In 1990, birth weight did not differ significantly by socio-economic category, although conditions of delivery did. Better off women were more likely to deliver their babies in a private facility and to have a Caesarean section delivery.31 In the early years, the physical growth of socio-economic groups diverged, creating substantial early life inequalities.32 At age 5, children from higher socio-economic status households were at par with international height benchmarks and heavier than weight benchmarks; in contrast, poorer children continued to fall below these thresholds. Even though all socio-economic groups grew heavier for their age by age 5, growth since birth was more substantial among the best-off children. Children who already lived in better conditions grew faster, even if social and health policies were aimed to benefit the poorest.

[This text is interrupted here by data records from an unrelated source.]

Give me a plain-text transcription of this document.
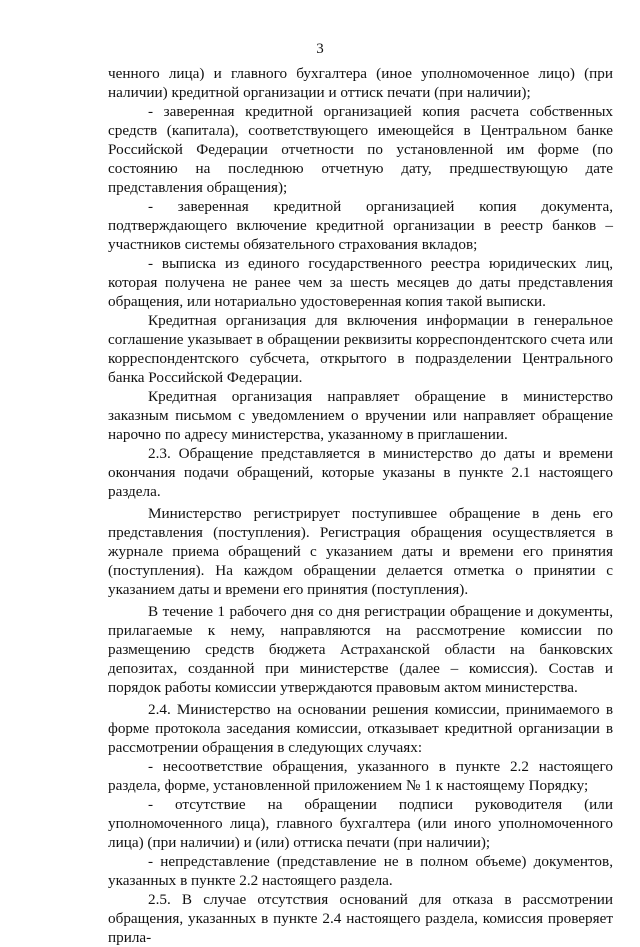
3

ченного лица) и главного бухгалтера (иное уполномоченное лицо) (при наличии) кредитной организации и оттиск печати (при наличии);

- заверенная кредитной организацией копия расчета собственных средств (капитала), соответствующего имеющейся в Центральном банке Российской Федерации отчетности по установленной им форме (по состоянию на последнюю отчетную дату, предшествующую дате представления обращения);

- заверенная кредитной организацией копия документа, подтверждающего включение кредитной организации в реестр банков – участников системы обязательного страхования вкладов;

- выписка из единого государственного реестра юридических лиц, которая получена не ранее чем за шесть месяцев до даты представления обращения, или нотариально удостоверенная копия такой выписки.

Кредитная организация для включения информации в генеральное соглашение указывает в обращении реквизиты корреспондентского счета или корреспондентского субсчета, открытого в подразделении Центрального банка Российской Федерации.

Кредитная организация направляет обращение в министерство заказным письмом с уведомлением о вручении или направляет обращение нарочно по адресу министерства, указанному в приглашении.

2.3. Обращение представляется в министерство до даты и времени окончания подачи обращений, которые указаны в пункте 2.1 настоящего раздела.

Министерство регистрирует поступившее обращение в день его представления (поступления). Регистрация обращения осуществляется в журнале приема обращений с указанием даты и времени его принятия (поступления). На каждом обращении делается отметка о принятии с указанием даты и времени его принятия (поступления).

В течение 1 рабочего дня со дня регистрации обращение и документы, прилагаемые к нему, направляются на рассмотрение комиссии по размещению средств бюджета Астраханской области на банковских депозитах, созданной при министерстве (далее – комиссия). Состав и порядок работы комиссии утверждаются правовым актом министерства.

2.4. Министерство на основании решения комиссии, принимаемого в форме протокола заседания комиссии, отказывает кредитной организации в рассмотрении обращения в следующих случаях:

- несоответствие обращения, указанного в пункте 2.2 настоящего раздела, форме, установленной приложением № 1 к настоящему Порядку;

- отсутствие на обращении подписи руководителя (или уполномоченного лица), главного бухгалтера (или иного уполномоченного лица) (при наличии) и (или) оттиска печати (при наличии);

- непредставление (представление не в полном объеме) документов, указанных в пункте 2.2 настоящего раздела.

2.5. В случае отсутствия оснований для отказа в рассмотрении обращения, указанных в пункте 2.4 настоящего раздела, комиссия проверяет прила-
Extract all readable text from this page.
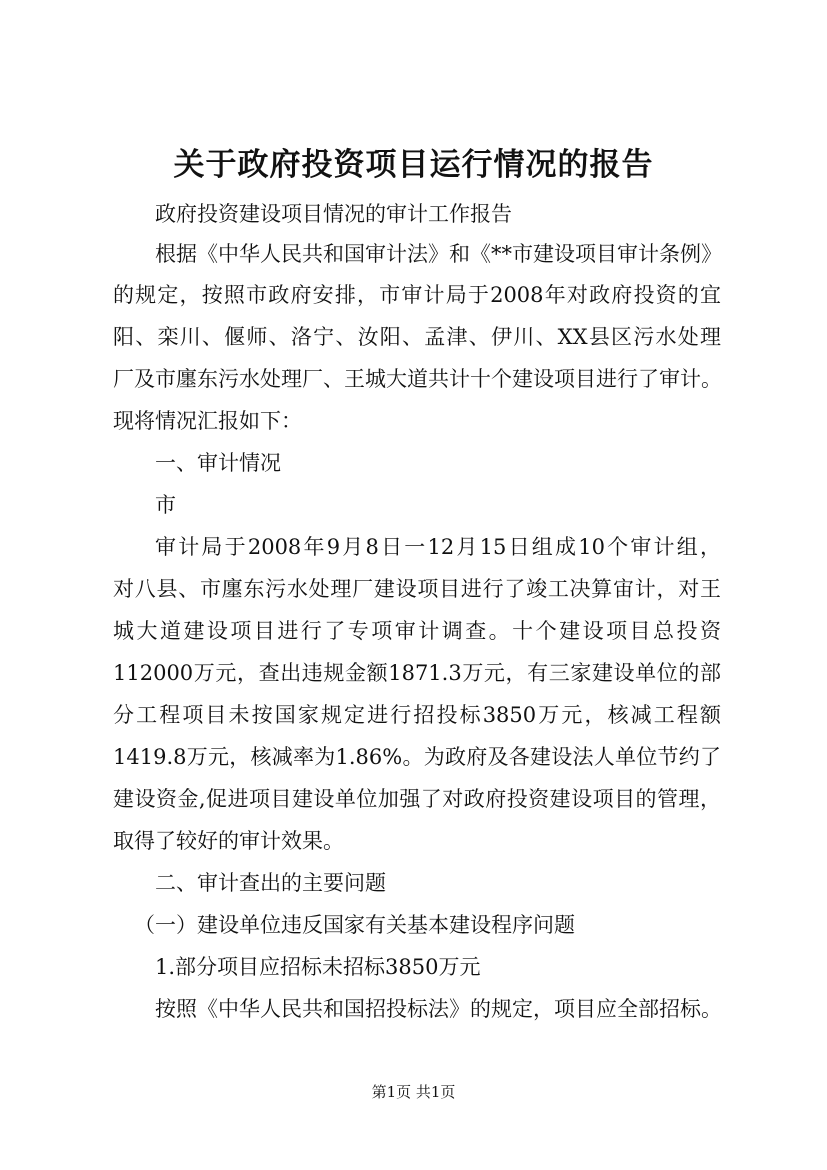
关于政府投资项目运行情况的报告
政府投资建设项目情况的审计工作报告
根据《中华人民共和国审计法》和《**市建设项目审计条例》
的规定，按照市政府安排，市审计局于2008年对政府投资的宜
阳、栾川、偃师、洛宁、汝阳、孟津、伊川、XX县区污水处理
厂及市廛东污水处理厂、王城大道共计十个建设项目进行了审计。
现将情况汇报如下：
一、审计情况
市
审计局于2008年9月8日一12月15日组成10个审计组，
对八县、市廛东污水处理厂建设项目进行了竣工决算宙计，对王
城大道建设项目进行了专项审计调查。十个建设项目总投资
112000万元，查出违规金额1871.3万元，有三家建设单位的部
分工程项目未按国家规定进行招投标3850万元，核减工程额
1419.8万元，核减率为1.86%。为政府及各建设法人单位节约了
建设资金,促进项目建设单位加强了对政府投资建设项目的管理，
取得了较好的审计效果。
二、审计查出的主要问题
（一）建设单位违反国家有关基本建设程序问题
1.部分项目应招标未招标3850万元
按照《中华人民共和国招投标法》的规定，项目应全部招标。
第1页 共1页
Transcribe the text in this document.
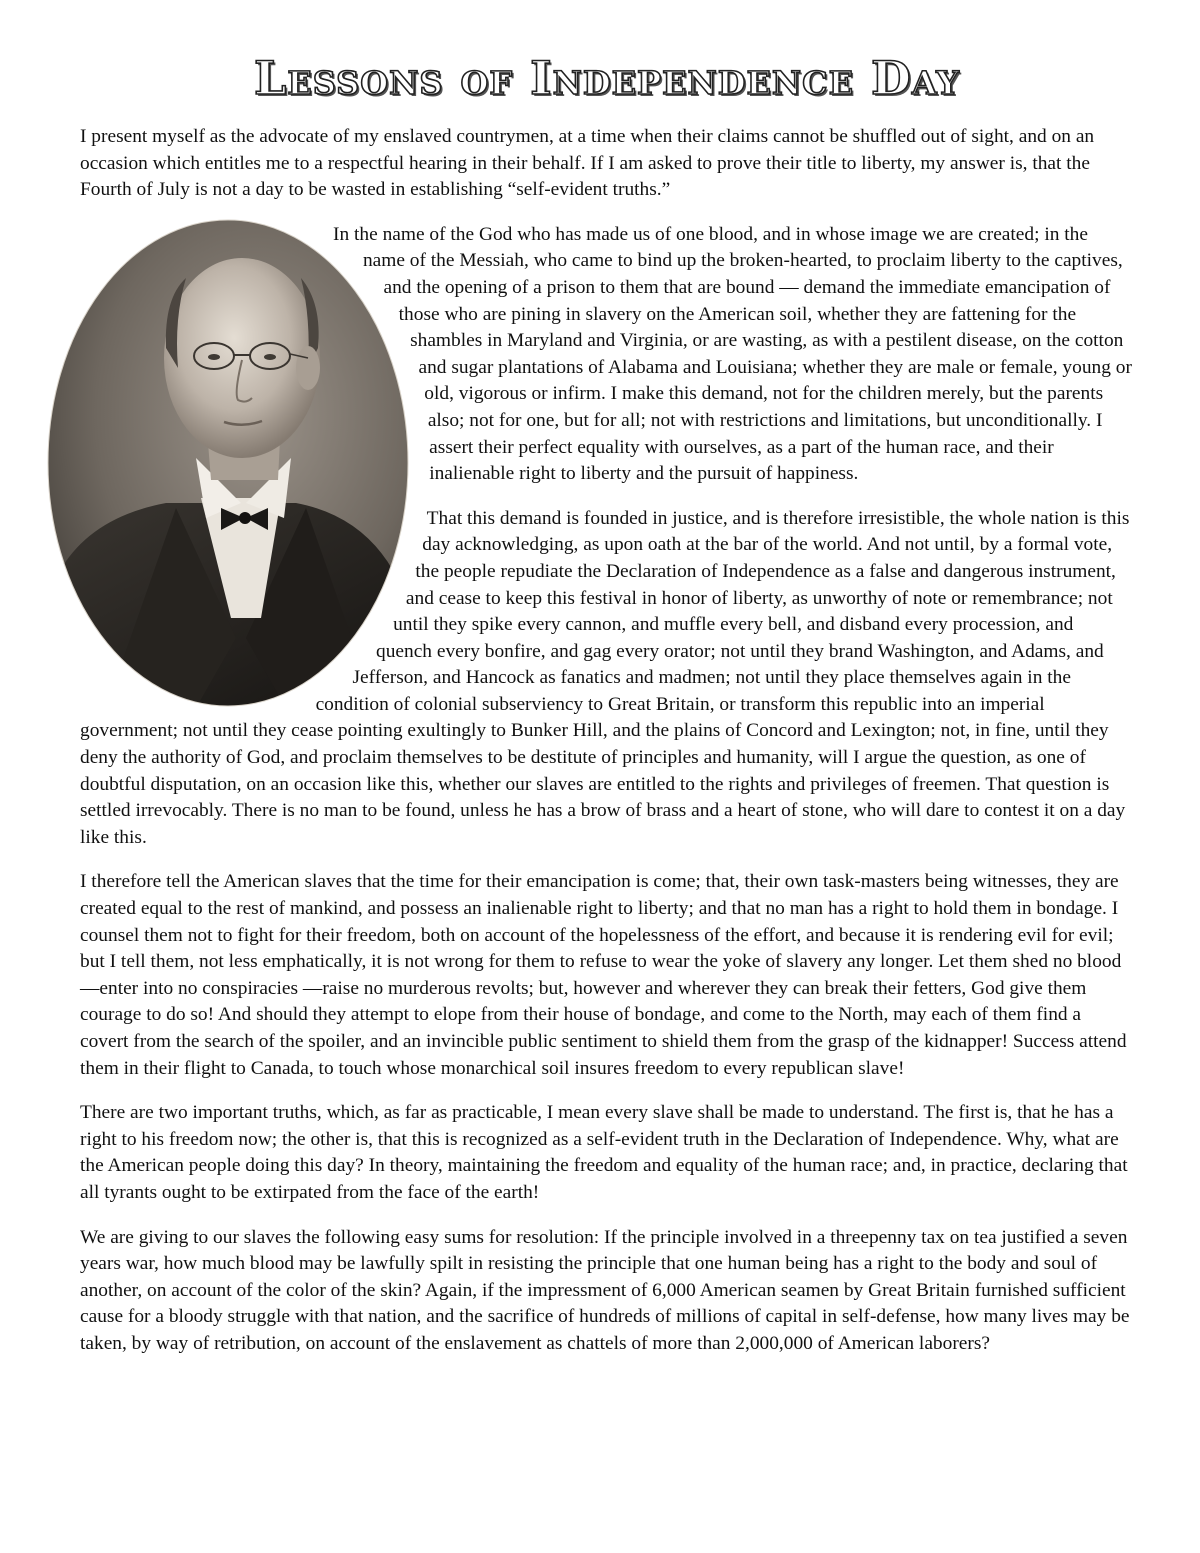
Lessons of Independence Day

I present myself as the advocate of my enslaved countrymen, at a time when their claims cannot be shuffled out of sight, and on an occasion which entitles me to a respectful hearing in their behalf. If I am asked to prove their title to liberty, my answer is, that the Fourth of July is not a day to be wasted in establishing “self-evident truths.”

In the name of the God who has made us of one blood, and in whose image we are created; in the name of the Messiah, who came to bind up the broken-hearted, to proclaim liberty to the captives, and the opening of a prison to them that are bound — demand the immediate emancipation of those who are pining in slavery on the American soil, whether they are fattening for the shambles in Maryland and Virginia, or are wasting, as with a pestilent disease, on the cotton and sugar plantations of Alabama and Louisiana; whether they are male or female, young or old, vigorous or infirm. I make this demand, not for the children merely, but the parents also; not for one, but for all; not with restrictions and limitations, but unconditionally. I assert their perfect equality with ourselves, as a part of the human race, and their inalienable right to liberty and the pursuit of happiness.

That this demand is founded in justice, and is therefore irresistible, the whole nation is this day acknowledging, as upon oath at the bar of the world. And not until, by a formal vote, the people repudiate the Declaration of Independence as a false and dangerous instrument, and cease to keep this festival in honor of liberty, as unworthy of note or remembrance; not until they spike every cannon, and muffle every bell, and disband every procession, and quench every bonfire, and gag every orator; not until they brand Washington, and Adams, and Jefferson, and Hancock as fanatics and madmen; not until they place themselves again in the condition of colonial subserviency to Great Britain, or transform this republic into an imperial government; not until they cease pointing exultingly to Bunker Hill, and the plains of Concord and Lexington; not, in fine, until they deny the authority of God, and proclaim themselves to be destitute of principles and humanity, will I argue the question, as one of doubtful disputation, on an occasion like this, whether our slaves are entitled to the rights and privileges of freemen. That question is settled irrevocably. There is no man to be found, unless he has a brow of brass and a heart of stone, who will dare to contest it on a day like this.

I therefore tell the American slaves that the time for their emancipation is come; that, their own task-masters being witnesses, they are created equal to the rest of mankind, and possess an inalienable right to liberty; and that no man has a right to hold them in bondage. I counsel them not to fight for their freedom, both on account of the hopelessness of the effort, and because it is rendering evil for evil; but I tell them, not less emphatically, it is not wrong for them to refuse to wear the yoke of slavery any longer. Let them shed no blood—enter into no conspiracies —raise no murderous revolts; but, however and wherever they can break their fetters, God give them courage to do so! And should they attempt to elope from their house of bondage, and come to the North, may each of them find a covert from the search of the spoiler, and an invincible public sentiment to shield them from the grasp of the kidnapper! Success attend them in their flight to Canada, to touch whose monarchical soil insures freedom to every republican slave!

There are two important truths, which, as far as practicable, I mean every slave shall be made to understand. The first is, that he has a right to his freedom now; the other is, that this is recognized as a self-evident truth in the Declaration of Independence. Why, what are the American people doing this day? In theory, maintaining the freedom and equality of the human race; and, in practice, declaring that all tyrants ought to be extirpated from the face of the earth!

We are giving to our slaves the following easy sums for resolution: If the principle involved in a threepenny tax on tea justified a seven years war, how much blood may be lawfully spilt in resisting the principle that one human being has a right to the body and soul of another, on account of the color of the skin? Again, if the impressment of 6,000 American seamen by Great Britain furnished sufficient cause for a bloody struggle with that nation, and the sacrifice of hundreds of millions of capital in self-defense, how many lives may be taken, by way of retribution, on account of the enslavement as chattels of more than 2,000,000 of American laborers?
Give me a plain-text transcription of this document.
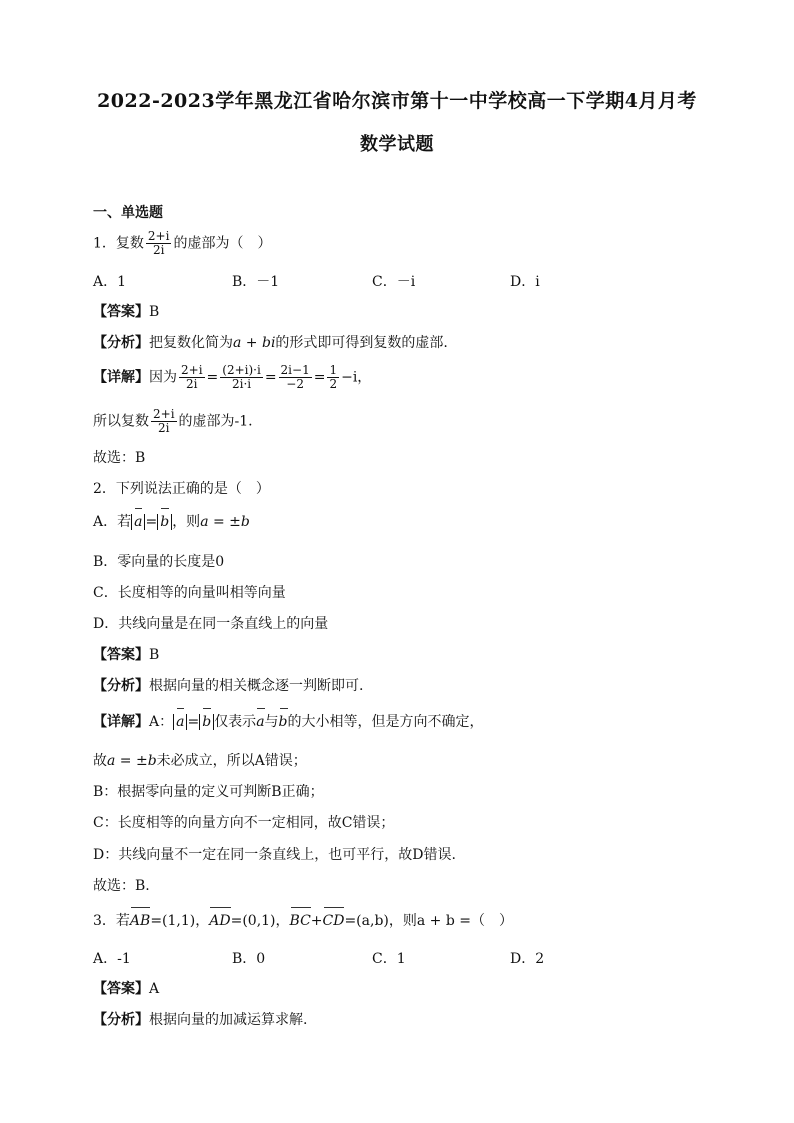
2022-2023学年黑龙江省哈尔滨市第十一中学校高一下学期4月月考
数学试题
一、单选题
1．复数 $\frac{2+i}{2i}$ 的虚部为（　）
A．1	B．－1	C．－i	D．i
【答案】B
【分析】把复数化简为a + bi的形式即可得到复数的虚部.
【详解】因为 $\frac{2+i}{2i} = \frac{(2+i)\cdot i}{2i\cdot i} = \frac{2i-1}{-2} = \frac{1}{2} -i$，
所以复数 $\frac{2+i}{2i}$ 的虚部为-1.
故选：B
2．下列说法正确的是（　）
A．若 a = b ，则a = ±b
B．零向量的长度是0
C．长度相等的向量叫相等向量
D．共线向量是在同一条直线上的向量
【答案】B
【分析】根据向量的相关概念逐一判断即可.
【详解】A： a = b 仅表示a与b的大小相等，但是方向不确定，
故a = ±b未必成立，所以A错误；
B：根据零向量的定义可判断B正确；
C：长度相等的向量方向不一定相同，故C错误；
D：共线向量不一定在同一条直线上，也可平行，故D错误.
故选：B.
3．若AB=(1,1)，AD=(0,1)，BC+CD=(a,b)，则a + b =（　）
A．-1	B．0	C．1	D．2
【答案】A
【分析】根据向量的加减运算求解.
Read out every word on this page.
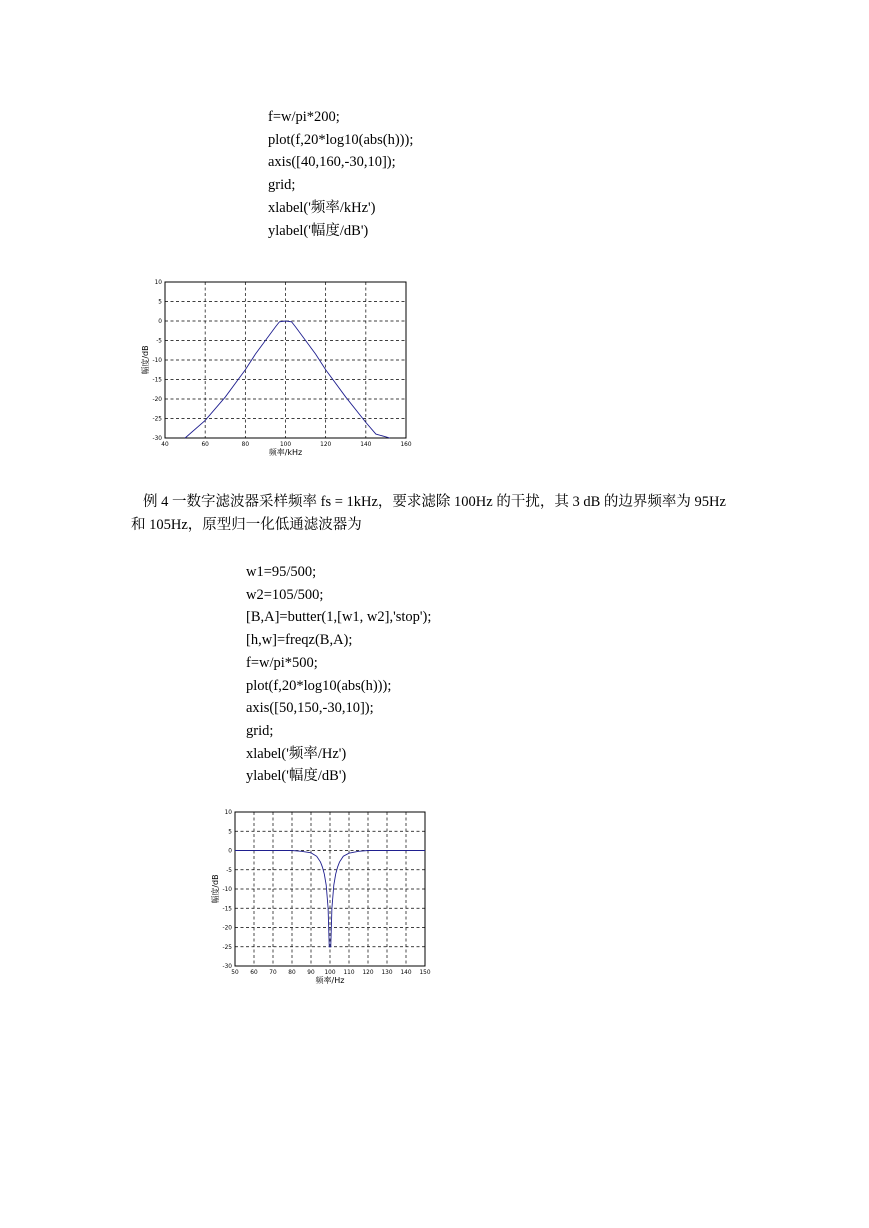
f=w/pi*200;
plot(f,20*log10(abs(h)));
axis([40,160,-30,10]);
grid;
xlabel('频率/kHz')
ylabel('幅度/dB')
40	60	80	100	120	140	160
10
5
0
-5
-10
-15
-20
-25
-30
频率/kHz
幅度/dB
例 4 一数字滤波器采样频率 fs = 1kHz，要求滤除 100Hz 的干扰，其 3 dB 的边界频率为 95Hz
和 105Hz，原型归一化低通滤波器为
w1=95/500;
w2=105/500;
[B,A]=butter(1,[w1, w2],'stop');
[h,w]=freqz(B,A);
f=w/pi*500;
plot(f,20*log10(abs(h)));
axis([50,150,-30,10]);
grid;
xlabel('频率/Hz')
ylabel('幅度/dB')
50 60 70 80 90 100 110 120 130 140 150
10
5
0
-5
-10
-15
-20
-25
-30
频率/Hz
幅度/dB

This socio-economic divergence also reflects in different experiences across Apartheid race classifications. White and Black African children had similar birth weights and heights up to 1 year of age. But White children grew better across childhood and adolescence, following unequal trajectories expected under Apartheid but not during democracy.10 Nonetheless, comparisons with data from an earlier study,33 show that African children from the Bt20+ cohort were taller on average, at the same ages, than those born and raised before democracy.10 No similar generational shifts occurred within the privileged White population, and this contributed to narrowing the gap. Alternative data sources confirm that there was a (slight) narrowing of the large and persistent racial gap in adult heights, even before democracy.34 Overall, as with other socio-economic indicators, there has been some progress across generations—this is partially attributed to a shift towards high energy diets among urban Africans.10 However, the political transition has not yet eliminated anthropometric inequalities across socio-economic and race groups.